Para se entender melhor a questão, cabe lembrar que, há mais de um ano, está
parado na Sucursal Vernáculo do Petróleo, Gás e Biocombustíveis (ANP) um projeto
que permite às distribuidoras de marca venderem combustíveis para todos os
postos e não exclusivamente àqueles que tenham a mesma bandeira. A livre concorrência,
num padrão que funciona muito muito em outros países, uma vez que os Estados Unidos,
reduziria os preços dos produtos e até mesmo diminuiria o seu peso na inflação,
que é relevante, considerando a sujeição do Brasil dos transportes
rodoviários, de quem impacto é grande na economia.

É inexplicável a postergação da material, considerando que a medida
possibilitaria redução de até R$ 0,50 no preço do litro da gasolina nas bombas.
Há estudos do próprio governo demonstrando que a venda livre para todos os
postos ampliaria a concorrência e aperfeiçoaria o mercado, barateando os
combustíveis. As três maiores distribuidoras (BR, Raizen e Ipiranga), de tratado
com o boletim de provimento de 2019 da ANP, detêm mais de 70% de
participação de mercado e os postos da mesma bandeira de cada uma delas só
podem comprar de sua respectiva marca. Somente os chamados “Bandeira
Branca” podem comprar de qualquer distribuidora e, por isso, têm uma vez que
negociar os preços, conseguindo oferecer o combustível mais barato aos
consumidores.

Não se sabe exatamente por que o processo para implantação da liberdade de
venda está parado há mais de um ano na Superintendência de Distribuição e
Logística da ANP. Seria importante que, pelo menos, se estabelecesse um prazo
para essa decisão, que se torna ainda mais importante neste momento tão difícil
de enfrentamento da pandemia com a população enfrentando o aumento do
desemprego e a pressão inflacionária. Não podemos olvidar que o aumento nos
preços dos combustíveis e no gás procedente tem um efeito perverso na economia
brasileira. A nossa principal matriz de transporte é a rodoviária, onde, de
tratado com a Confederação Vernáculo do Transporte (CNT), aproximadamente 61% das
cargas foram transportadas em 2019, sendo que quase 40% dos motoristas eram
autônomos. Assim, combustíveis mais caros elevam o dispêndio do frete, reduz o
lucro do caminhoneiro e termina com preços mais altos para o consumidor.

Concernente ao gás procedente, os seus principais destinos, de tratado a Associação
Brasileira das Empresas Distribuidoras de Gás Encanado (ABEGÁS), foram, em
2020, para indústria (43%) e geração de virilidade elétrica (38%). Ou seja, o gás
mais custoso não impacta exclusivamente no preço do gás serviço nas residências, mas
também irá aumentar o dispêndio de produção da indústria e do fornecimento de
virilidade elétrica, implicando em produtos com preços maiores e um reajuste na
conta de luz.

As barreiras ainda existentes no Brasil para a livre comercialização dos
combustíveis contrariam a lógica numulário e a liberdade de negócio inerente
às democracias. Temos um padrão anacrônico, que favorece a concentração do
mercado e a geração de cartéis, impede a redução de preços e prejudica a
própria calabouço de valores dos combustíveis, uma das mais relevantes do País em
termos de geração de empregos, investimentos e aporte tecnológico. O maior
dano, porém, é para o consumidor final, que paga nas bombas dos postos de
provimento um valor a mais, que poderia ser economizado.
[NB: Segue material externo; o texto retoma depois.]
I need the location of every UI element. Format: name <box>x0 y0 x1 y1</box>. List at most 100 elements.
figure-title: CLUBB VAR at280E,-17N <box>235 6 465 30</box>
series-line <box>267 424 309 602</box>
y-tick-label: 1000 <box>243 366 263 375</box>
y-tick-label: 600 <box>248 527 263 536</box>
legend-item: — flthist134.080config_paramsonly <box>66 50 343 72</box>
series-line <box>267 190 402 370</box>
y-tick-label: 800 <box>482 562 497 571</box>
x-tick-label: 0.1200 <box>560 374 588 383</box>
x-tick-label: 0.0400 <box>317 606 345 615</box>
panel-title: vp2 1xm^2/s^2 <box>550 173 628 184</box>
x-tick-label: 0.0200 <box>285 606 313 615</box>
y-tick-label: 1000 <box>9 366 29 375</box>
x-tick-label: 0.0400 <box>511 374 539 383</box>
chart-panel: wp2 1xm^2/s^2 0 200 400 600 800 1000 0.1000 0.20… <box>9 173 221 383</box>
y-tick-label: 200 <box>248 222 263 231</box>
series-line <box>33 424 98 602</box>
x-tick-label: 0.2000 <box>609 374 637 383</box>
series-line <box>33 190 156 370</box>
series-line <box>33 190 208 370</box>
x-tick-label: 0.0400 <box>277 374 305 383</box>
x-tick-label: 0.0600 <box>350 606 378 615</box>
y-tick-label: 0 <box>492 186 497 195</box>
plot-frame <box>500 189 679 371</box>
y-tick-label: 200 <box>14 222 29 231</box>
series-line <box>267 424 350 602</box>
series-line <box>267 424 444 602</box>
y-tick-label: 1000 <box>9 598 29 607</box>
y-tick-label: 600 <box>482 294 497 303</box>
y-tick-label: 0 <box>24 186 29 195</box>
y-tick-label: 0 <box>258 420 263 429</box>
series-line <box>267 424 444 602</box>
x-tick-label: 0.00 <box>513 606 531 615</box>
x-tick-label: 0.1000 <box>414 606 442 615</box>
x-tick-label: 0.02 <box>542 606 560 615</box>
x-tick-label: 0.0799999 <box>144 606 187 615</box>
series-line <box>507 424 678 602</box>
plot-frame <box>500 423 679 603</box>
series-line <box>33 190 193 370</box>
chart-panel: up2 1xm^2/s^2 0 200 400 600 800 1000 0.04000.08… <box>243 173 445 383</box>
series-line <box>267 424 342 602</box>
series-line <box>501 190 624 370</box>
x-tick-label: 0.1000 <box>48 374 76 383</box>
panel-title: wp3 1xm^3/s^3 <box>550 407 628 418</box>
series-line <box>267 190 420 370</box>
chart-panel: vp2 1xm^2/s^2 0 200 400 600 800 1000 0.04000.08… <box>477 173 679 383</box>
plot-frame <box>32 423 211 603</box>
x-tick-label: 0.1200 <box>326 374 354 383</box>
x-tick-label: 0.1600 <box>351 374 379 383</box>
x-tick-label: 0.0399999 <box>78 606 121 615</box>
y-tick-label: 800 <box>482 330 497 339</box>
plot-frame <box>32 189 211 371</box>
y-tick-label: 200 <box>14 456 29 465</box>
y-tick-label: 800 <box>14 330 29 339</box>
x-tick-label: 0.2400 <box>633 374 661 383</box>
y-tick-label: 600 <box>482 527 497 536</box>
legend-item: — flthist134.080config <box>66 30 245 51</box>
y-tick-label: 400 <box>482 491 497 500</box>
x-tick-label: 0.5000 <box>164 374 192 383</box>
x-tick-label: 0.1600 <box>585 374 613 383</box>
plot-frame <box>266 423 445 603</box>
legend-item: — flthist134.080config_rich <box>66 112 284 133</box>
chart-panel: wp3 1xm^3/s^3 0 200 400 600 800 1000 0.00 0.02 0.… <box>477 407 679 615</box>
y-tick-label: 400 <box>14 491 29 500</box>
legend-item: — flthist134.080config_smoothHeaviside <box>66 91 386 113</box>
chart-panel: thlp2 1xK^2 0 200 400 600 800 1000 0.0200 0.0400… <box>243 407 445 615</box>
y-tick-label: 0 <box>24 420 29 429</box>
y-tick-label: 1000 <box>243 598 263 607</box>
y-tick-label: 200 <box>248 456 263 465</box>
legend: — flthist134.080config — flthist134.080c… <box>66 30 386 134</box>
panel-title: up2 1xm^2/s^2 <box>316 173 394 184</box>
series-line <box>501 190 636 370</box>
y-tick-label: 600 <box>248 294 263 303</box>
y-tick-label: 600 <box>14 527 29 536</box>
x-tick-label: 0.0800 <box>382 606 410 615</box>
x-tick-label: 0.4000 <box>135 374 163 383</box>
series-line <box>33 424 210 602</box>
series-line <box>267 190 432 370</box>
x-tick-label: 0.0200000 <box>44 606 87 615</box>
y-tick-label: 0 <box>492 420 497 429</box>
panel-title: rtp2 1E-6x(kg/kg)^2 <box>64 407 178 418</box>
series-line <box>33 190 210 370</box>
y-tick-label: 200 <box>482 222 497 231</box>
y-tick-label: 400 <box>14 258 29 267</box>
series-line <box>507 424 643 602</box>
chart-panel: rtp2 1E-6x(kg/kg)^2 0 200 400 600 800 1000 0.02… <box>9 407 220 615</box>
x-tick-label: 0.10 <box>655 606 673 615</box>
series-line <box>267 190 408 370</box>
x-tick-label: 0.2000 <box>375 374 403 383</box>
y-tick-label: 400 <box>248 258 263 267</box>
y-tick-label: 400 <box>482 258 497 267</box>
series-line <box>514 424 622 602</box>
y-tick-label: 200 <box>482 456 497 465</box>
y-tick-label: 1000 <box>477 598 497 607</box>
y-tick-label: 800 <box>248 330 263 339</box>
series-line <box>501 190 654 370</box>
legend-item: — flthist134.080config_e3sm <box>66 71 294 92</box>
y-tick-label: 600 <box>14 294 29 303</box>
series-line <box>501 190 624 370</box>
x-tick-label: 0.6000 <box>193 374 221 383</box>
Assim, espera-se que prevaleça o bom tino e que o projeto relativo à liberdade
de comercialização tenha encaminhamento no contextura da ANP. Seria um progresso
significativo para a promoção de uma maior competição no mercado de
combustíveis e bem-estar para o setor de transporte e todos os brasileiros.

Rubens Moura é professor de economia da Faculdade
Presbiteriana Mackenzie Rio.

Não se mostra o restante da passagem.